Wish it was me
When I was twelve, I thought I knew what love was. It wasn’t a grand feeling, not the kind that sweeps you off your feet, but something much quieter, softer—like the way his eyes danced when he smiled. I loved how he lit up when his favorite band came on, like the world around us faded and he existed in a place I could never quite reach. That’s what I fell for—the way music transformed him, the way his smile could make everything seem brighter. But at twelve, I didn’t understand that loving someone because they feel distant isn’t love at all. It’s longing.
At fifteen, love felt more tangible, more real, or so I believed. I fell in love with a boy who laughed when I said things, even if they weren’t particularly funny. He got me roses when my favorite flower was a carnation, but I didn’t mind then. I didn’t care that he never asked. He talked about his future, never ours, but I thought that was normal. I thought he was everything I wanted, because at fifteen, you think love is something simple, something that blooms without effort. You don’t realize yet that love is supposed to grow in both directions.
When I was twenty-one, the illusion broke. The same boy who once laughed with me now yelled when I panicked. He couldn’t handle my anxieties, my fears, and instead of offering comfort, he made me feel like my worry was a burden, something too heavy to carry. I wasn’t on top of the world anymore; it felt like I’d been pushed off a cliff. Everything I thought I’d built with him—every shared laugh, every whispered dream—shattered in an instant. And then he moved on. Chose someone else, chose the next day without me. It’s funny how love can feel like a promise until the moment it becomes a choice, and you realize you were never chosen.
At twenty-two, I fell in love again, though I hesitate to call it that now. I fell for a man who didn’t love me back, who never could. He was distant, stubborn, closed off in ways I couldn’t quite understand. He felt like a myth—unreachable, untouchable. I loved him because I didn’t know any better. I loved him because I thought love was supposed to be hard, something you fought for, something you gave yourself to until there was nothing left. I loved him because, for years, I had learned to give pieces of myself to everyone else. And the truth is, I didn’t fall in love with him because he was special—I fell in love with the idea that maybe I could be special enough to change him.
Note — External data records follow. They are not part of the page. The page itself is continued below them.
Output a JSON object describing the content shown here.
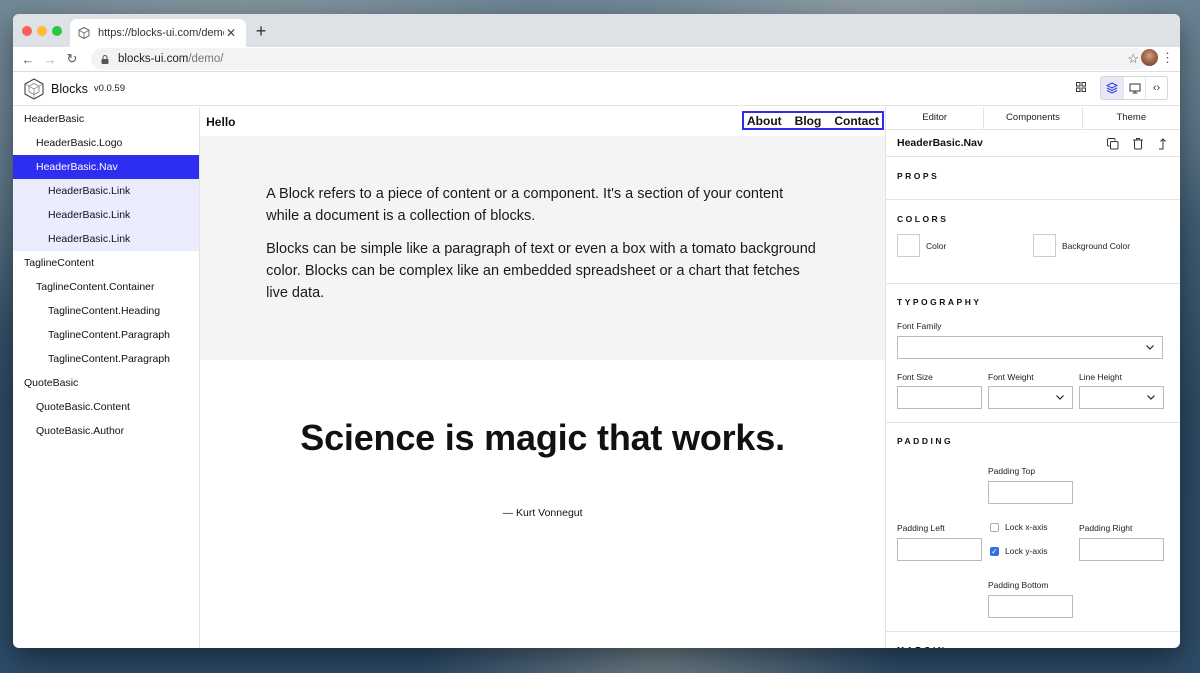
{
  "browser": {
    "tab_title": "https://blocks-ui.com/demo/",
    "url_host": "blocks-ui.com",
    "url_path": "/demo/"
  },
  "app": {
    "brand": "Blocks",
    "version": "v0.0.59",
    "accent_color": "#2d2ef0"
  },
  "tree": [
    {
      "label": "HeaderBasic",
      "level": 0,
      "state": ""
    },
    {
      "label": "HeaderBasic.Logo",
      "level": 1,
      "state": ""
    },
    {
      "label": "HeaderBasic.Nav",
      "level": 1,
      "state": "selected"
    },
    {
      "label": "HeaderBasic.Link",
      "level": 2,
      "state": "child-sel"
    },
    {
      "label": "HeaderBasic.Link",
      "level": 2,
      "state": "child-sel"
    },
    {
      "label": "HeaderBasic.Link",
      "level": 2,
      "state": "child-sel"
    },
    {
      "label": "TaglineContent",
      "level": 0,
      "state": ""
    },
    {
      "label": "TaglineContent.Container",
      "level": 1,
      "state": ""
    },
    {
      "label": "TaglineContent.Heading",
      "level": 2,
      "state": ""
    },
    {
      "label": "TaglineContent.Paragraph",
      "level": 2,
      "state": ""
    },
    {
      "label": "TaglineContent.Paragraph",
      "level": 2,
      "state": ""
    },
    {
      "label": "QuoteBasic",
      "level": 0,
      "state": ""
    },
    {
      "label": "QuoteBasic.Content",
      "level": 1,
      "state": ""
    },
    {
      "label": "QuoteBasic.Author",
      "level": 1,
      "state": ""
    }
  ],
  "canvas": {
    "logo": "Hello",
    "nav": [
      "About",
      "Blog",
      "Contact"
    ],
    "paragraph1": "A Block refers to a piece of content or a component. It's a section of your content while a document is a collection of blocks.",
    "paragraph2": "Blocks can be simple like a paragraph of text or even a box with a tomato background color. Blocks can be complex like an embedded spreadsheet or a chart that fetches live data.",
    "quote": "Science is magic that works.",
    "author": "— Kurt Vonnegut"
  },
  "panel": {
    "tabs": [
      "Editor",
      "Components",
      "Theme"
    ],
    "selected_name": "HeaderBasic.Nav",
    "props_title": "PROPS",
    "colors_title": "COLORS",
    "color_label": "Color",
    "bg_color_label": "Background Color",
    "typography_title": "TYPOGRAPHY",
    "font_family_label": "Font Family",
    "font_size_label": "Font Size",
    "font_weight_label": "Font Weight",
    "line_height_label": "Line Height",
    "padding_title": "PADDING",
    "padding_top_label": "Padding Top",
    "padding_left_label": "Padding Left",
    "padding_right_label": "Padding Right",
    "padding_bottom_label": "Padding Bottom",
    "lock_x_label": "Lock x-axis",
    "lock_y_label": "Lock y-axis",
    "lock_x_checked": false,
    "lock_y_checked": true,
    "margin_title": "MARGIN"
  }
}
But I never was. And I knew that, deep down, all along.
Now, at twenty-seven, almost twenty-eight, I’ve let go of what I thought romantic love was supposed to be. Because all the movies, the books, the stories—they got it wrong. My family got it wrong. Love isn’t simple, and it certainly isn’t easy. It’s hard. Messy. It demands more than it gives. And I’ve grown tired of believing in something that feels so fickle, so fragile. I find myself wondering if I ever truly loved them at all, or if I was just grasping for something I thought I was missing in myself. Was I in love with them, or was I in love with the idea of them? Was I trying so hard to make them fit into the mold of what I wanted that I couldn’t see what was right in front of me?
But even with all that, I still hope. I hope that love, if it comes, will hit me like a train. I hope it doesn’t ask for permission but just crashes into me, erasing everything I thought love was, all the flawed ideas and broken memories. I hope it rewrites the story. I hope I relearn myself—who I am, what I want, what I’m capable of giving and receiving. I hope it makes me want to feel everything again, from the first spark to the final breath, without looking back, without regret.
Because maybe, just maybe, love is worth it. And maybe, when it finally comes, I’ll recognize it for what it truly is. Not longing. Not sacrifice. But something real. Something lasting. Something I can finally call my own. Until then, I’ll keep hoping.